Asterios Polyp, une bête de concours

On sait peut-être déjà qui remportera le Fauve d’or au prochain festival d’Angoulême : David Mazzucchelli, auteur d’un roman graphique exigeant et surprenant.

Asterios Polyp, de David Mazzucchelli, Editions Pantheon.

David Mazzucchelli était surtout connu pour ses comics de superhéros hardboiled, concoctés avec le maître Frank Miller (Batman: Year One, DareDevil). Voilà que l’Américain, qui publiait ses propres histoires depuis 1991 dans son magazine Rubber Blanket, se lance dans le roman graphique orienté indie. Et réussit d’emblée son défi, puisque cet Asterios Polyp, publié chez Pantheon en juillet dernier, s’avère des plus passionnants. Et passe, excusez du peu, comme l’une des BD de l’année 2009 outre-Atlantique.

Il faut dire qu’il a soigné ce beau volume, autant dans son fond et sa forme que dans sa vie physique, tout en papier recyclé (donc assez fragile). Tout est signifiant, chez Mazzucchelli. Asterios est ce qu’on appelle un « architecte de papier » : il a bâti une brillante carrière en dessinant des bâtiments qui ne seront jamais construits. Belle mise en abyme d’un personnage de BD…

Son nom, Polyp, est la contraction d’un patronyme grec. Ce morceau d’identité perdue évoque ce frère jumeau qui n’est jamais né et qui, pourtant, hante l’architecte. Un « polype » est également une forme de tumeur, d’excroissance. Et Asterios est bien cela : un parasite de la vie, lui qui n’existe que dans la non-réalisation et le discours, lui qui n’est qu’idées sans matière. C’est en se confrontant à la jolie Anna, créatrice – elle – bien implantée dans le monde concret, et à des personnages haut en couleur que sa vie se verra bouleversée et qu’Asterios sera jeté, corps et (peu de) biens, dans un bled paumé de l’Amérique profonde.

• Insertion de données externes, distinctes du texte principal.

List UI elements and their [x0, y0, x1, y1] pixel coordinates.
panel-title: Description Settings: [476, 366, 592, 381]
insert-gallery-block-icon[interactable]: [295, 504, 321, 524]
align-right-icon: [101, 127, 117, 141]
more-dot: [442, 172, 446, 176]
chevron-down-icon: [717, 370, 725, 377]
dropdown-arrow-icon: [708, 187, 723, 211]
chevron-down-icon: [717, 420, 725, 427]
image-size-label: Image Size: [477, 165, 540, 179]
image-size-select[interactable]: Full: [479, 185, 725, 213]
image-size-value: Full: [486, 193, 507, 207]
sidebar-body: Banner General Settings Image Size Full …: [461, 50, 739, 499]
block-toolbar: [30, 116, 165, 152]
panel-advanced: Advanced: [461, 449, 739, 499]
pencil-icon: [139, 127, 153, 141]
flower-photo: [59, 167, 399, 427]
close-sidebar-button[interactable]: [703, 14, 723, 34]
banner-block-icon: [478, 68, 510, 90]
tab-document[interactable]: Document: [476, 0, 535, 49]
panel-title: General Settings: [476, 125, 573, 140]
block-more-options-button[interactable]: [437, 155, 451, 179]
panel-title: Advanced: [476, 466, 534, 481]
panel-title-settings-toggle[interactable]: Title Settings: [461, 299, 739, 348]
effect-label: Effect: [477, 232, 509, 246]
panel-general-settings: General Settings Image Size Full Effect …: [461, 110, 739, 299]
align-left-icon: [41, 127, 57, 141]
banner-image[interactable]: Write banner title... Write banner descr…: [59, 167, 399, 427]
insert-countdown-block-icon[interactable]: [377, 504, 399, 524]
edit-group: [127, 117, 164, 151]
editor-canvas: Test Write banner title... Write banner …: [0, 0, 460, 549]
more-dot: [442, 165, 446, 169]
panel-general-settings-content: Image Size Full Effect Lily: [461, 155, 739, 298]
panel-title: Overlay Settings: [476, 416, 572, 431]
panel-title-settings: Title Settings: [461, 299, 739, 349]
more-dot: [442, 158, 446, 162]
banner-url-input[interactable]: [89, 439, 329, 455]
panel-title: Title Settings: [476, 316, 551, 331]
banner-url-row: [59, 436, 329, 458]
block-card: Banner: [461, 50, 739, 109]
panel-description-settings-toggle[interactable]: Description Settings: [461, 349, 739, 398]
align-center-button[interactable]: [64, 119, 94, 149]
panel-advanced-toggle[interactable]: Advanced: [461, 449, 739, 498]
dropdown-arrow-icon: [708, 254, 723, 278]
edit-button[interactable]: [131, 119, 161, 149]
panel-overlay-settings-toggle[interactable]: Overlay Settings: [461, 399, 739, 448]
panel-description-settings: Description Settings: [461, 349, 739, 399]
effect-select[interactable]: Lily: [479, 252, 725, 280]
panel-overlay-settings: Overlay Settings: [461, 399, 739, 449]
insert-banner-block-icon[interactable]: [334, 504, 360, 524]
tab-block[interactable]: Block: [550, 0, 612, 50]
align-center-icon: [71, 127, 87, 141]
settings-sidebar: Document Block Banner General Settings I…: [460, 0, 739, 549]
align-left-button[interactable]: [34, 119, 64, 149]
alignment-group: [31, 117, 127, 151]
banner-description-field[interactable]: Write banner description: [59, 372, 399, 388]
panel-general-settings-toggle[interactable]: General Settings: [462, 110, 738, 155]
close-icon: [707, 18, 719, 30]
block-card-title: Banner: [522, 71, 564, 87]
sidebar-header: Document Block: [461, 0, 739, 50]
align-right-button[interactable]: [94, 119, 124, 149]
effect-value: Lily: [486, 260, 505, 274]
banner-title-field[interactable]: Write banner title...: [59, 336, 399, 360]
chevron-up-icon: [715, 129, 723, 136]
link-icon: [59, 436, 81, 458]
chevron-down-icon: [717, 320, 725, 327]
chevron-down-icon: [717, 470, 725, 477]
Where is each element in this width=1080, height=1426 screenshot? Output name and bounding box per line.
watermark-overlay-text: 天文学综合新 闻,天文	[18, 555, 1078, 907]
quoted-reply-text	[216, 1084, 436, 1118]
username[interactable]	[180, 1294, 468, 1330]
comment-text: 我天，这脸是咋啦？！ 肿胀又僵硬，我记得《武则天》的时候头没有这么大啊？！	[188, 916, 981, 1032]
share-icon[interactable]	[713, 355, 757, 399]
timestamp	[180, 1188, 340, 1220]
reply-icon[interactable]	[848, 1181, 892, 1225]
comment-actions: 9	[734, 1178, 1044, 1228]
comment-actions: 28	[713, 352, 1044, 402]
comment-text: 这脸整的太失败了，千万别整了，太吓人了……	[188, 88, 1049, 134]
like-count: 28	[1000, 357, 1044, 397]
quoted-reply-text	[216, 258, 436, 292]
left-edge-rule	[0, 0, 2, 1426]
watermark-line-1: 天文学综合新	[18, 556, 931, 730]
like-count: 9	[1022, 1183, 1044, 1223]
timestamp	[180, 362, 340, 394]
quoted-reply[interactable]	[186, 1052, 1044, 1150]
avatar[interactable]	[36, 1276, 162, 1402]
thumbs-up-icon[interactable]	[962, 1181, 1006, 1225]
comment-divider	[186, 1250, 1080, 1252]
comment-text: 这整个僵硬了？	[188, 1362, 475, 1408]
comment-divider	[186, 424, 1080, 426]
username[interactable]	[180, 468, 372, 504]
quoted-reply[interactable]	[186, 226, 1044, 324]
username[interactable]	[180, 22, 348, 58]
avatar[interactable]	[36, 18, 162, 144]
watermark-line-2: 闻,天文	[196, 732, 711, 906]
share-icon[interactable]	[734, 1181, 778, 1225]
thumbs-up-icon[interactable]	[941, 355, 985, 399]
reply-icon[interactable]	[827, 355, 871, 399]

Le fantôme de Scott McCloud, la main d’Art Spiegelman

Mazzucchelli ordonne sa page et son style à l’aune de son personnage principal. Tout en composition savante et sinuosités qui se répondent, en inventions narratives et graphiques. Presque trop, d’ailleurs. On a parfois l’impression de feuilleter le fameux Understanding Comics de Scott McCloud, ouvrage théorique sur la bande dessinée présenté sous forme de… bande dessinée. Une virtuosité telle qu’elle parasite parfois le message – à l’image d’Asterios himself, en fait – mais jamais au point de mettre en danger la lecture.

Mise en abyme, à nouveau : c’est comme si Asterios Polyp avait été dessiné et conçu par l’architecte lui-même, résumant sa pensée théorique sur l’art et l’histoire de son existence. Ses interrogations comme ses certitudes. Ses errances présentes autant que son immobilité passée.

On comprend pourquoi les éditeurs francophones se sont battus pour en obtenir les droits. Les enchères auraient ainsi atteint des sommets inespérés pour un graphic novel de ce genre. Le duel final aurait eu lieu entre Delcourt et Casterman, ce dernier emportant le morceau grâce, selon nos sources, à l’intervention d’Art Spiegelman, ami de Mazzucchelli et dont Casterman a publié A l’ombre des tours mortes et Breakdowns, notamment.

La publication chez nous, dans une version inhabituelle pour Casterman et totalement fidèle à l’original – une des exigences de l’auteur – est prévue pour le mois d’août. De quoi placer Asterios Polyp dans les starting-blocks d’Angoulême 2011.